You’re getting 10% of the BS that women without kids get at that age. Some people just cannot understand not breeding and accumulating sex trophies.
You do not like the flirting? I can’t tell because you are engaging in conversation that had sexual overtones and is not her business. Tell her you are impotent and thus can’t have children and no one wants to marry into a sexless marriage. That should stop the flirting and prying.
This isn’t a gender thing. It’s a society thing. Women get these questions starting at age 25.
Sadly in pretty much all cases it’s bc Minding Your Own Business is a dying art.
I’m low thirties and people act this way.
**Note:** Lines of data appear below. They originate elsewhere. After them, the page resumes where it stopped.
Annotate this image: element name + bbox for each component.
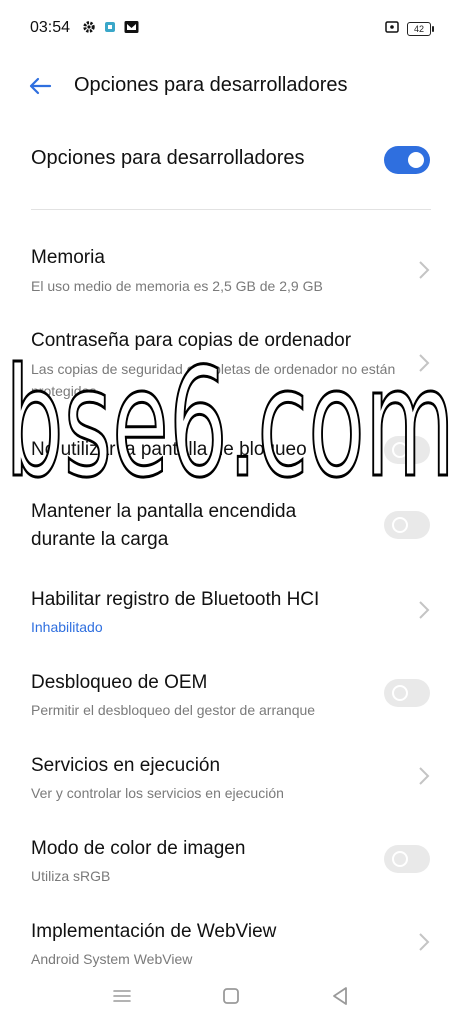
settings-item-memoria[interactable]: Memoria El uso medio de memoria es 2,5 G…: [0, 240, 461, 304]
developer-options-toggle[interactable]: [384, 146, 430, 174]
arrow-left-icon[interactable]: [24, 70, 56, 102]
item-title: Servicios en ejecución: [31, 755, 221, 776]
toggle-knob: [392, 442, 408, 458]
status-time: 03:54: [30, 19, 71, 36]
settings-item-no-lock-screen[interactable]: No utilizar la pantalla de bloqueo: [0, 432, 461, 472]
home-icon[interactable]: [217, 982, 245, 1010]
toggle-knob: [392, 685, 408, 701]
status-right-icons: 42: [385, 20, 434, 38]
app-bar: Opciones para desarrolladores: [0, 62, 461, 110]
chevron-right-icon: [418, 260, 430, 280]
item-subtitle: Ver y controlar los servicios en ejecuci…: [31, 785, 284, 801]
page-title: Opciones para desarrolladores: [74, 74, 348, 96]
menu-icon[interactable]: [108, 982, 136, 1010]
item-subtitle: Las copias de seguridad completas de ord…: [31, 361, 396, 399]
chevron-right-icon: [418, 766, 430, 786]
settings-item-backup-password[interactable]: Contraseña para copias de ordenador Las …: [0, 323, 461, 399]
item-title: No utilizar la pantalla de bloqueo: [31, 439, 307, 460]
back-triangle-icon[interactable]: [326, 982, 354, 1010]
settings-item-stay-awake[interactable]: Mantener la pantalla encendida durante l…: [0, 496, 461, 558]
toggle-knob: [392, 517, 408, 533]
divider: [31, 209, 431, 210]
master-toggle-label: Opciones para desarrolladores: [31, 147, 305, 169]
item-subtitle: Inhabilitado: [31, 619, 103, 635]
toggle-knob: [408, 152, 424, 168]
item-title: Modo de color de imagen: [31, 838, 246, 859]
screen-icon: [385, 20, 399, 38]
chevron-right-icon: [418, 353, 430, 373]
item-title: Habilitar registro de Bluetooth HCI: [31, 589, 320, 610]
app-notification-icon: [104, 20, 116, 39]
item-title: Mantener la pantalla encendida durante l…: [31, 501, 297, 550]
settings-item-bluetooth-hci[interactable]: Habilitar registro de Bluetooth HCI Inha…: [0, 582, 461, 642]
item-subtitle: Utiliza sRGB: [31, 868, 111, 884]
item-subtitle: Android System WebView: [31, 951, 193, 967]
chevron-right-icon: [418, 600, 430, 620]
chevron-right-icon: [418, 932, 430, 952]
settings-item-color-mode[interactable]: Modo de color de imagen Utiliza sRGB: [0, 831, 461, 891]
item-title: Desbloqueo de OEM: [31, 672, 208, 693]
battery-icon: 42: [407, 22, 434, 36]
item-subtitle: El uso medio de memoria es 2,5 GB de 2,9…: [31, 278, 323, 294]
mail-icon: [124, 20, 139, 39]
stay-awake-toggle[interactable]: [384, 511, 430, 539]
no-lock-screen-toggle[interactable]: [384, 436, 430, 464]
status-bar: 03:54 42: [0, 0, 461, 56]
toggle-knob: [392, 851, 408, 867]
item-title: Contraseña para copias de ordenador: [31, 330, 352, 351]
navigation-bar: [0, 970, 461, 1024]
color-mode-toggle[interactable]: [384, 845, 430, 873]
gear-icon: [82, 20, 96, 39]
settings-item-running-services[interactable]: Servicios en ejecución Ver y controlar l…: [0, 748, 461, 808]
settings-item-oem-unlock[interactable]: Desbloqueo de OEM Permitir el desbloqueo…: [0, 665, 461, 725]
status-left-icons: [82, 20, 139, 39]
item-subtitle: Permitir el desbloqueo del gestor de arr…: [31, 702, 316, 718]
item-title: Implementación de WebView: [31, 921, 277, 942]
settings-item-webview[interactable]: Implementación de WebView Android System…: [0, 914, 461, 972]
item-title: Memoria: [31, 247, 105, 268]
developer-options-master-row[interactable]: Opciones para desarrolladores: [0, 135, 461, 185]
oem-unlock-toggle[interactable]: [384, 679, 430, 707]
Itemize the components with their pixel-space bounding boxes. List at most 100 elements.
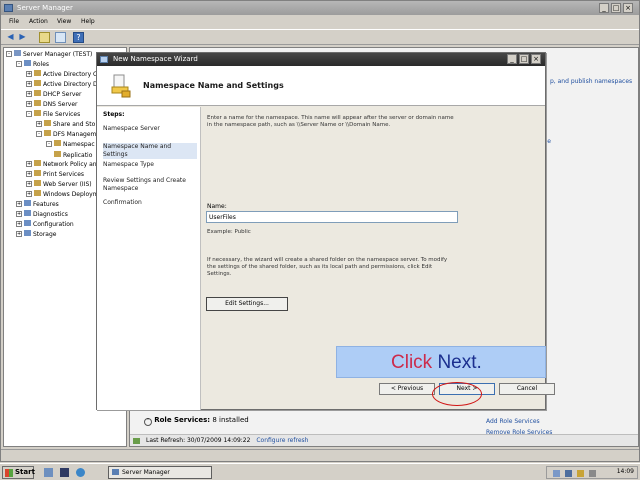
menu-help[interactable]: Help: [81, 18, 95, 25]
server-manager-titlebar: Server Manager _ □ ×: [1, 1, 639, 15]
forward-arrow-icon[interactable]: ▶: [17, 32, 28, 43]
tree-item-label: DNS Server: [43, 101, 78, 108]
tree-item[interactable]: - Server Manager (TEST): [6, 50, 92, 59]
configure-refresh-link[interactable]: Configure refresh: [256, 437, 308, 444]
up-folder-icon[interactable]: [39, 32, 50, 43]
wizard-minimize-icon[interactable]: _: [507, 54, 517, 64]
tree-item[interactable]: + Active Directory D: [26, 80, 98, 89]
tree-item[interactable]: - DFS Managem: [36, 130, 96, 139]
collapse-icon[interactable]: -: [26, 111, 32, 117]
partial-description-link[interactable]: p, and publish namespaces: [550, 78, 632, 85]
tree-item[interactable]: - Namespac: [46, 140, 95, 149]
expand-icon[interactable]: +: [36, 121, 42, 127]
tree-node-icon: [24, 60, 31, 66]
expand-icon[interactable]: +: [26, 71, 32, 77]
tree-item-label: Features: [33, 201, 59, 208]
expand-icon[interactable]: +: [26, 181, 32, 187]
callout-click-word: Click: [391, 352, 433, 373]
tree-item-label: Active Directory D: [43, 81, 98, 88]
windows-logo-icon: [5, 469, 13, 477]
wizard-title-icon: [100, 56, 108, 63]
collapse-icon[interactable]: -: [36, 131, 42, 137]
close-icon[interactable]: ×: [623, 3, 633, 13]
tree-node-icon: [54, 140, 61, 146]
tree-item[interactable]: - File Services: [26, 110, 80, 119]
tray-security-icon[interactable]: [577, 470, 584, 477]
server-manager-quicklaunch-icon[interactable]: [44, 468, 53, 477]
tree-item[interactable]: + Diagnostics: [16, 210, 68, 219]
instruction-callout: Click Next.: [336, 346, 546, 378]
tree-item-label: Replicatio: [63, 152, 93, 159]
server-manager-task-icon: [112, 469, 119, 475]
collapse-section-icon[interactable]: ˄: [144, 418, 152, 426]
expand-icon[interactable]: +: [26, 91, 32, 97]
server-manager-title: Server Manager: [17, 4, 73, 12]
tree-item[interactable]: + Windows Deploym: [26, 190, 99, 199]
tree-item-label: Diagnostics: [33, 211, 68, 218]
menu-action[interactable]: Action: [29, 18, 48, 25]
expand-icon[interactable]: +: [16, 221, 22, 227]
system-tray: 14:09: [546, 466, 638, 479]
menu-file[interactable]: File: [9, 18, 19, 25]
step-review-settings: Review Settings and Create Namespace: [103, 177, 186, 192]
wizard-close-icon[interactable]: ×: [531, 54, 541, 64]
wizard-maximize-icon[interactable]: □: [519, 54, 529, 64]
wizard-footer: < Previous Next > Cancel: [201, 383, 555, 410]
name-label: Name:: [207, 203, 227, 210]
show-hide-tree-icon[interactable]: [55, 32, 66, 43]
tree-item-label: DFS Managem: [53, 131, 97, 138]
expand-icon[interactable]: +: [26, 101, 32, 107]
tree-node-icon: [34, 100, 41, 106]
namespace-name-input[interactable]: [206, 211, 458, 223]
tree-item[interactable]: + Configuration: [16, 220, 74, 229]
expand-icon[interactable]: +: [16, 231, 22, 237]
expand-icon[interactable]: +: [26, 161, 32, 167]
collapse-icon[interactable]: -: [6, 51, 12, 57]
expand-icon[interactable]: +: [16, 211, 22, 217]
tree-item[interactable]: + DHCP Server: [26, 90, 82, 99]
add-role-services-link[interactable]: Add Role Services: [486, 418, 540, 425]
tree-item[interactable]: + DNS Server: [26, 100, 78, 109]
expand-icon[interactable]: +: [26, 81, 32, 87]
tree-item[interactable]: + Features: [16, 200, 59, 209]
tree-item-label: Roles: [33, 61, 50, 68]
next-button-highlight-ring: [432, 382, 482, 406]
start-button[interactable]: Start: [2, 466, 35, 479]
taskbar-server-manager-button[interactable]: Server Manager: [108, 466, 212, 479]
clock: 14:09: [616, 468, 634, 475]
tree-node-icon: [34, 190, 41, 196]
tree-item[interactable]: + Network Policy an: [26, 160, 97, 169]
expand-icon[interactable]: +: [16, 201, 22, 207]
help-icon[interactable]: ?: [73, 32, 84, 43]
minimize-icon[interactable]: _: [599, 3, 609, 13]
previous-button[interactable]: < Previous: [379, 383, 435, 395]
expand-icon[interactable]: +: [26, 191, 32, 197]
tree-item[interactable]: + Share and Sto: [36, 120, 95, 129]
tray-network-icon[interactable]: [565, 470, 572, 477]
role-services-count: 8 installed: [212, 416, 249, 424]
status-bar: [1, 449, 639, 461]
cancel-button[interactable]: Cancel: [499, 383, 555, 395]
collapse-icon[interactable]: -: [16, 61, 22, 67]
tree-item[interactable]: + Active Directory Ce: [26, 70, 101, 79]
powershell-quicklaunch-icon[interactable]: [60, 468, 69, 477]
collapse-icon[interactable]: -: [46, 141, 52, 147]
wizard-steps-pane: Steps: Namespace Server Namespace Name a…: [97, 107, 201, 410]
back-arrow-icon[interactable]: ◀: [5, 32, 16, 43]
tray-server-icon[interactable]: [553, 470, 560, 477]
edit-settings-button[interactable]: Edit Settings...: [206, 297, 288, 311]
tree-item[interactable]: + Web Server (IIS): [26, 180, 92, 189]
role-services-section[interactable]: ˄ Role Services: 8 installed: [144, 416, 484, 428]
tree-item[interactable]: - Roles: [16, 60, 49, 69]
menu-view[interactable]: View: [57, 18, 71, 25]
internet-explorer-icon[interactable]: [76, 468, 85, 477]
expand-icon[interactable]: +: [26, 171, 32, 177]
tray-volume-icon[interactable]: [589, 470, 596, 477]
tree-item[interactable]: + Print Services: [26, 170, 84, 179]
wizard-title: New Namespace Wizard: [113, 55, 198, 63]
tree-item[interactable]: Replicatio: [46, 150, 92, 159]
wizard-titlebar: New Namespace Wizard _ □ ×: [97, 53, 545, 66]
tree-item[interactable]: + Storage: [16, 230, 56, 239]
maximize-icon[interactable]: □: [611, 3, 621, 13]
tree-item-label: Server Manager (TEST): [23, 51, 93, 58]
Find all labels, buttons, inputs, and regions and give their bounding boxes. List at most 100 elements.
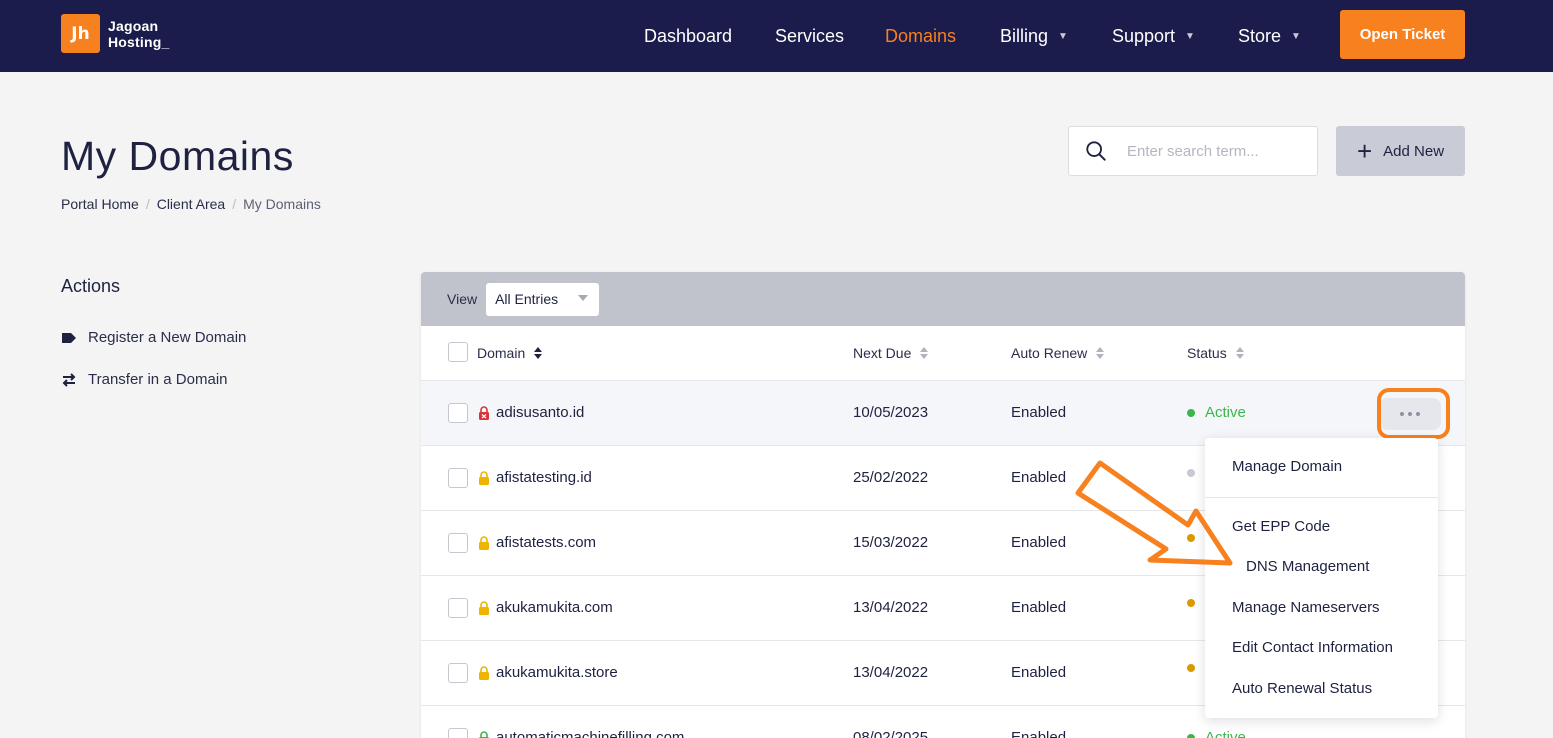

I just laugh and ask why tf they think I’d want kids.
Tell them you had testicular cancer, had your testicles removed, and now have neuticles. That you didn’t want to bring it up because it’s a sensitive situation.
I’m 34, female, and have no kids. Neither I nor my boyfriend want kids and its reasonable. None of my coworkers question it so it’s weird urs ask. To shut it down I’d just say “I can’t have kids and i dont want to talk anout it.” to make them feel like they clearly crossed a boundary. These are my own reasons for not having kids…
If I were to want a child later in life, I’d rather adopt someone who already exists who needs love and a home. I’ve thought about the scenarios of getting old and if I’d regret it. If I have no one to care for me when I’m old. No matter what I still don’t want kids. It doesn’t fit in the lifestyle I want for myself. Having a kid is a decision that lasts your entire life. I’m an awesome aunt and I love my nephew to death, but I’m happy not having kids. I can dote on my nephew whenever I want and still get that fulfillment of loving a child unconditionally.
Overall, it’s weird and pushing boundaries for coworkers to keep inquiring about it. Once is fine, but after that it’s not appropriate.
I’m a woman the same age as you with no kids. It’s not just men who get a hard time, trust me.
Sad loser nosey bastards just don’t know how to mind their own fucking business.